Once I settled my mind on the blogger career path, I realized that there is a lot I can do in this humble job. For example, I can make fun of other people in the name of ‘freedom of speech.’ And if they somehow track me down in my home and retaliate by punching me in the nose, I can sue. God bless this nation.
So, after great deliberation about the topic for this first column, and after consulting my lawyer regarding lawsuits, I have narrowed my choices. I have selected the most annoying, loathsome, insincere rodent known to mankind. No, I’m not talking about myself. This topic is aimed at the morning radio talk show person.

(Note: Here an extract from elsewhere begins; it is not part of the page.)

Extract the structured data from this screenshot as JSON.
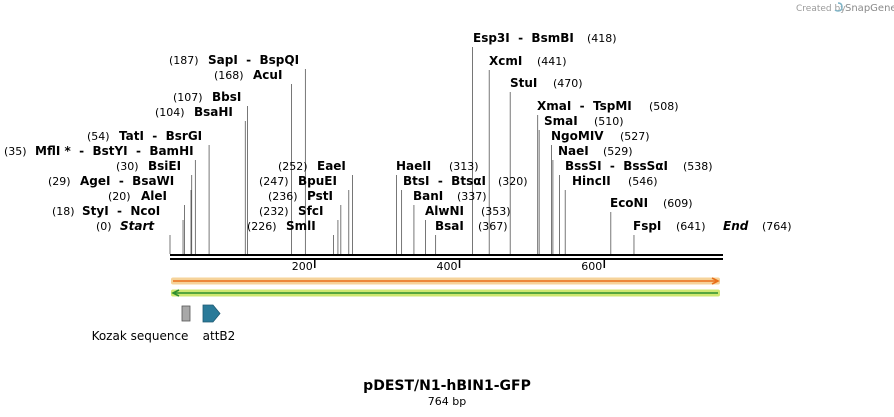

Talk about annoying, no pun intended. These disk jockeys are always announcing a song they’ll play right after another commercial break. Their humor (which I can safely say is far worse than my own) hasn’t been considered funny since the third grade…and even back then it was only ever considered funny by the weird kid who couldn’t sit still and always smelled badly. It has become so bad, I no longer listen to the radio….instead, I call random tele-marketers and start up conversations. I need help on many levels.

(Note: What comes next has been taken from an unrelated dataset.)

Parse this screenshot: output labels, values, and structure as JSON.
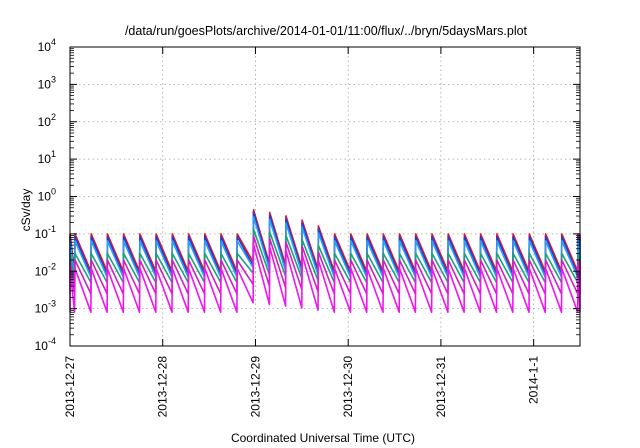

Therefore, I’m calling on concerned citizens of this great nation to do whatever must be done to save music on morning radio shows. Even if you didn’t vote in the last election, can’t spell your own name, or aren’t sure if you have a pulse, we could use your support. That’s right, I’m encouraging a grass-roots, radical wing to emerge and sue the pants off of any radio station that refuses to play music. If we can add frogs, owls, flowers, and O.J. Simpson to the endangered species list – saving them from certain extinction – surely we can get federal protection to keep songs on the radio.
To drum up support for this measure, I will focus on the positive: eliminating morning radio talk shows would reduce traffic accidents on our freeways. Instead of fumbling around in a dark cab of a truck, frustrated at the lack of music, while balancing a half-eaten apple and the steering wheel in one hand, and a pop tart and radio dial in the other, we will be able to keep our eyes where they belong…reading the bumper sticker on the car ahead of us.

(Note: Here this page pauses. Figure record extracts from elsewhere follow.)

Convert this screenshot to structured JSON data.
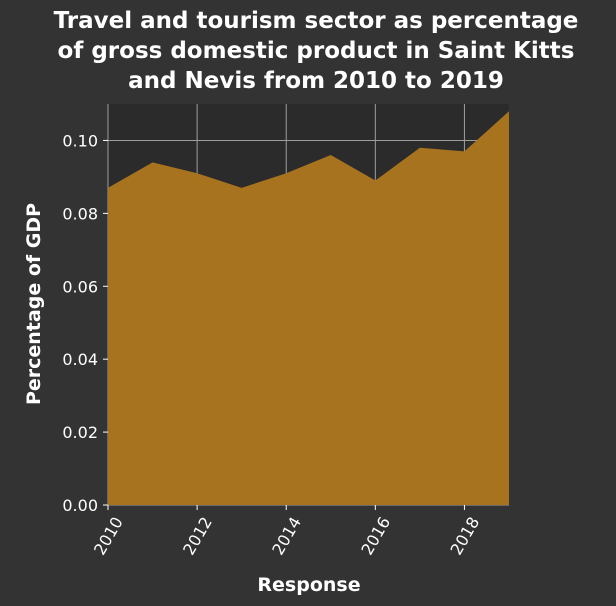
{
  "chart_data": {
    "type": "area",
    "title": [
      "Travel and tourism sector as percentage",
      "of gross domestic product in Saint Kitts",
      "and Nevis from 2010 to 2019"
    ],
    "xlabel": "Response",
    "ylabel": "Percentage of GDP",
    "x": [
      2010,
      2011,
      2012,
      2013,
      2014,
      2015,
      2016,
      2017,
      2018,
      2019
    ],
    "values": [
      0.087,
      0.094,
      0.091,
      0.087,
      0.091,
      0.096,
      0.089,
      0.098,
      0.097,
      0.108
    ],
    "xticks": [
      2010,
      2012,
      2014,
      2016,
      2018
    ],
    "xtick_labels": [
      "2010",
      "2012",
      "2014",
      "2016",
      "2018"
    ],
    "yticks": [
      0,
      0.02,
      0.04,
      0.06,
      0.08,
      0.1
    ],
    "ytick_labels": [
      "0.00",
      "0.02",
      "0.04",
      "0.06",
      "0.08",
      "0.10"
    ],
    "xlim": [
      2010,
      2019
    ],
    "ylim": [
      0,
      0.11
    ],
    "grid": true,
    "colors": {
      "background": "#333333",
      "plot_area": "#2b2b2b",
      "fill": "#a8731f",
      "grid": "#9e9e9e",
      "text": "#ffffff"
    }
  }
}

If you know any morning radio show personalities, do the world a favor and give them this article. (And judging by the stupidity that passes as conversation on their shows, you might have to read the column to them, or at least help them with the larger words).
Please stress this part when you read it to them: “SHUT UP AND PLAY MUSIC! IF WE’RE DRIVING AT 6:30 IN THE MORNING, CHANCES ARE WE ARE TRAVELING TO JOBS AND DON’T CARE ABOUT YOU GIVING THE FIRST CALLER A FREE CD! WE CAN AFFORD TO BUY OUR OWN. HERE’S A SUGGESTION: INSTEAD OF GIVING THE CD AWAY, WHY DON’T YOU PLAY IT SO WE DON’T HAVE TO LISTEN TO YOU!”
You can read in your quieter voice now. Whew. I might not be a dictator, but I have a feeling that 2011 is going to be better already. Now, we just have to do something about pulling down their stupid billboards promoting their silly morning shows. Then we’ll all be free to focus our efforts on world peace and on toppling more dictators.
Tag line: Mark Palenske is Jared’s older, less funny brother.